Campbell Newman (Imag: AAP/Lukas Coch)

With the slow pace of the vaccine rollout already putting its reelection prospects in doubt, the Morrison government has emerged from the weekend with new headaches arising from a growing conservative rebellion over COVID-19 management.

The most visible manifestation was Saturday’s anti-lockdown protests, which were attended by a government MP in George Christensen and a prominent Liberal Party activist in John Ruddick, who has defected to the Liberal Democrats and will run as the party’s candidate in Tony Abbott’s old seat of Warringah.

While none of this would have come as too much of a shock to anyone familiar with either individual’s track record, it was followed overnight by the genuinely startling news that former Queensland premier Campbell Newman had quit the Liberal National Party with a view to running against it in the Senate.

The Australian has reported that Newman is also likely to throw his lot in with the Liberal Democrats, although he is understood to have also had talks with One Nation and Clive Palmer, and could end up running as an independent.

While Newman has never been lacking in self-confidence, it can hardly be denied that he has himself a difficult task. Since there seems little prospect that the parties of the left will lose yet more ground in Queensland at the next election, a Senate seat would have to come at the expense of either Pauline Hanson or Amanda Stoker, who will hold the third position on the LNP ticket.

With group voting tickets abolished in 2016, the days when Newman might have hoped to get up through adroit preference dealings with micro-party networks are long gone.

Now that voters make up their own minds about which party boxes to number, preferences are strongly favouring known quantities. That has meant meagre pickings for the likes of the Liberal Democrats, with micro-party preferences in Queensland flowing heavily to One Nation and, to a somewhat lesser extent, the LNP, Labor and the Greens.

No doubt Newman’s name recognition would improve things, but it seems likely that a successful Senate bid would have to come despite small party preferences rather than because of them.

Newman will thus need to outpoll either One Nation or what remains of the LNP vote after its first two candidates are elected, and then be pushed over the line on their preferences. That hurdle would exceed 10% if the 2019 result was repeated, although polls and state election results, together with the fact of competition from Newman, suggest neither the LNP nor One Nation will do as well this time.

While that should helpfully lower the bar, Labor could potentially gain an extra seat if it forms part of a substantial drop in the overall right-of-centre vote, in which case Newman’s path to victory would become very narrow indeed.

To stand a realistic chance, Newman will thus have to persuade the better part of one in 10 Queenslanders to give him their first preference, which he is evidently hopeful of doing through a combination of his personal drawing power and the niche of anti-lockdown sentiment that found expression on Saturday.

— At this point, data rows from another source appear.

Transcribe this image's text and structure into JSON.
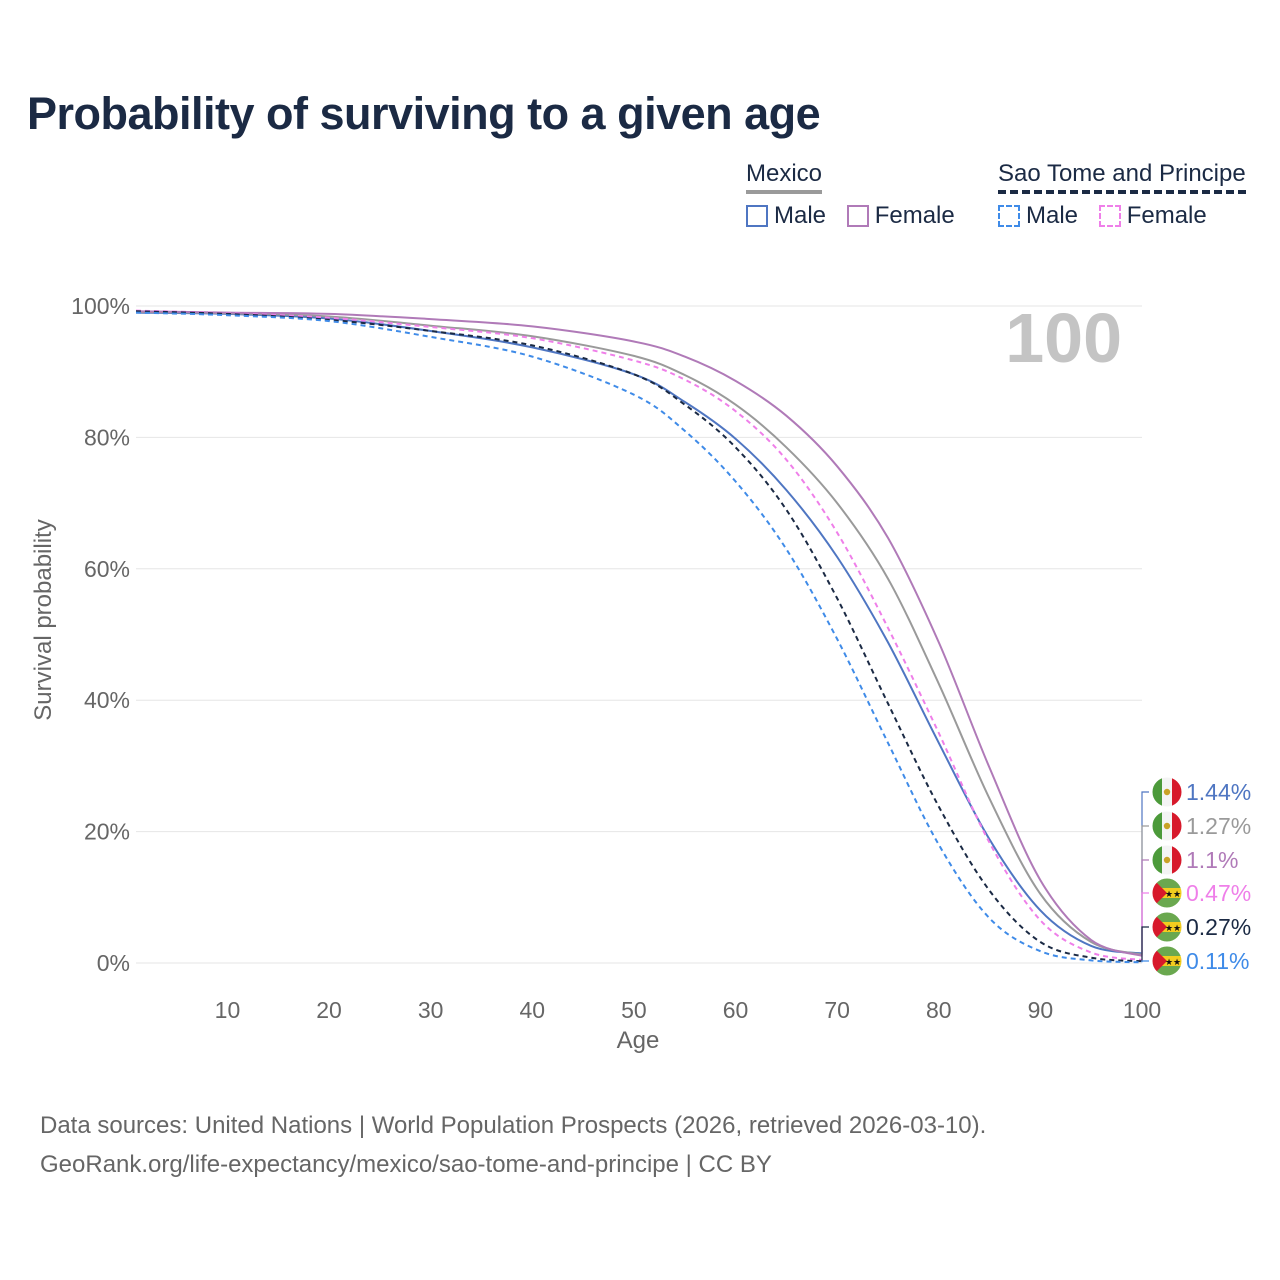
{
  "title": "Probability of surviving to a given age",
  "legend": {
    "groups": [
      {
        "name": "Mexico",
        "items": [
          "Male",
          "Female"
        ]
      },
      {
        "name": "Sao Tome and Principe",
        "items": [
          "Male",
          "Female"
        ]
      }
    ]
  },
  "colors": {
    "mexico_male": "#4f76c2",
    "mexico_female": "#b07ab8",
    "mexico_total": "#9a9a9a",
    "stp_male": "#3f8be8",
    "stp_female": "#ef7fe9",
    "stp_total": "#1b2a44"
  },
  "chart_data": {
    "type": "line",
    "xlabel": "Age",
    "ylabel": "Survival probability",
    "xlim": [
      1,
      100
    ],
    "ylim": [
      0,
      100
    ],
    "x_ticks": [
      10,
      20,
      30,
      40,
      50,
      60,
      70,
      80,
      90,
      100
    ],
    "y_ticks": [
      "0%",
      "20%",
      "40%",
      "60%",
      "80%",
      "100%"
    ],
    "y_tick_values": [
      0,
      20,
      40,
      60,
      80,
      100
    ],
    "age_label": "100",
    "x": [
      1,
      10,
      20,
      30,
      40,
      50,
      55,
      60,
      65,
      70,
      75,
      80,
      85,
      90,
      95,
      100
    ],
    "series": [
      {
        "name": "Mexico Male",
        "key": "mexico_male",
        "dash": false,
        "values": [
          99.0,
          98.8,
          98.1,
          96.2,
          93.7,
          89.6,
          85.4,
          79.8,
          72.0,
          61.8,
          48.8,
          33.5,
          18.8,
          8.0,
          2.6,
          1.44
        ]
      },
      {
        "name": "Mexico Total",
        "key": "mexico_total",
        "dash": false,
        "values": [
          99.1,
          98.9,
          98.4,
          97.0,
          95.4,
          92.4,
          89.5,
          85.0,
          78.5,
          70.0,
          58.5,
          42.5,
          25.0,
          10.5,
          3.2,
          1.27
        ]
      },
      {
        "name": "Mexico Female",
        "key": "mexico_female",
        "dash": false,
        "values": [
          99.2,
          99.0,
          98.8,
          98.0,
          96.9,
          94.6,
          92.3,
          88.6,
          83.3,
          75.6,
          64.7,
          48.8,
          29.7,
          12.6,
          3.5,
          1.1
        ]
      },
      {
        "name": "Sao Tome and Principe Female",
        "key": "stp_female",
        "dash": true,
        "values": [
          99.3,
          98.9,
          98.2,
          96.8,
          95.1,
          91.7,
          88.8,
          84.0,
          76.6,
          65.5,
          51.0,
          35.0,
          18.3,
          6.5,
          1.6,
          0.47
        ]
      },
      {
        "name": "Sao Tome and Principe Total",
        "key": "stp_total",
        "dash": true,
        "values": [
          99.2,
          98.8,
          97.9,
          96.2,
          94.0,
          89.6,
          85.0,
          78.5,
          69.0,
          55.5,
          39.5,
          23.8,
          11.0,
          3.2,
          0.8,
          0.27
        ]
      },
      {
        "name": "Sao Tome and Principe Male",
        "key": "stp_male",
        "dash": true,
        "values": [
          99.0,
          98.6,
          97.7,
          95.3,
          92.3,
          86.5,
          81.0,
          73.3,
          63.0,
          49.3,
          33.5,
          18.0,
          6.8,
          1.8,
          0.4,
          0.11
        ]
      }
    ],
    "end_labels": [
      {
        "text": "1.44%",
        "country": "Mexico",
        "key": "mexico_male"
      },
      {
        "text": "1.27%",
        "country": "Mexico",
        "key": "mexico_total"
      },
      {
        "text": "1.1%",
        "country": "Mexico",
        "key": "mexico_female"
      },
      {
        "text": "0.47%",
        "country": "Sao Tome and Principe",
        "key": "stp_female"
      },
      {
        "text": "0.27%",
        "country": "Sao Tome and Principe",
        "key": "stp_total"
      },
      {
        "text": "0.11%",
        "country": "Sao Tome and Principe",
        "key": "stp_male"
      }
    ]
  },
  "footer": {
    "line1": "Data sources: United Nations | World Population Prospects (2026, retrieved 2026-03-10).",
    "line2": "GeoRank.org/life-expectancy/mexico/sao-tome-and-principe | CC BY"
  }
}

While the limitations of the former were demonstrated by his government’s unceremonious defeat after one term in 2015, Newman’s uncompromising style as premier seems to have won him lasting admiration among LNP voters. A recent Ipsos poll found about 60% (out of an admittedly small sample of 173) maintained a favourable view of him.

What’s less clear is why voters in Queensland would turn on the Morrison government specifically over lockdowns imposed by state Labor, which have in any case been greatly less demanding than those endured by Sydney and Melbourne.

And while Newman would undeniably bring extensive political experience to the Senate, it’s at best arguable that his election would be a net benefit to conservative politics if it came at the expense of a rising Coalition star in Stoker.

Worse still, his presence in an already crowded field could simply serve to split the vote and dilute the flow of preferences between the various right-of-centre candidates, potentially adding an extra Labor or Greens member to a precariously balanced Senate.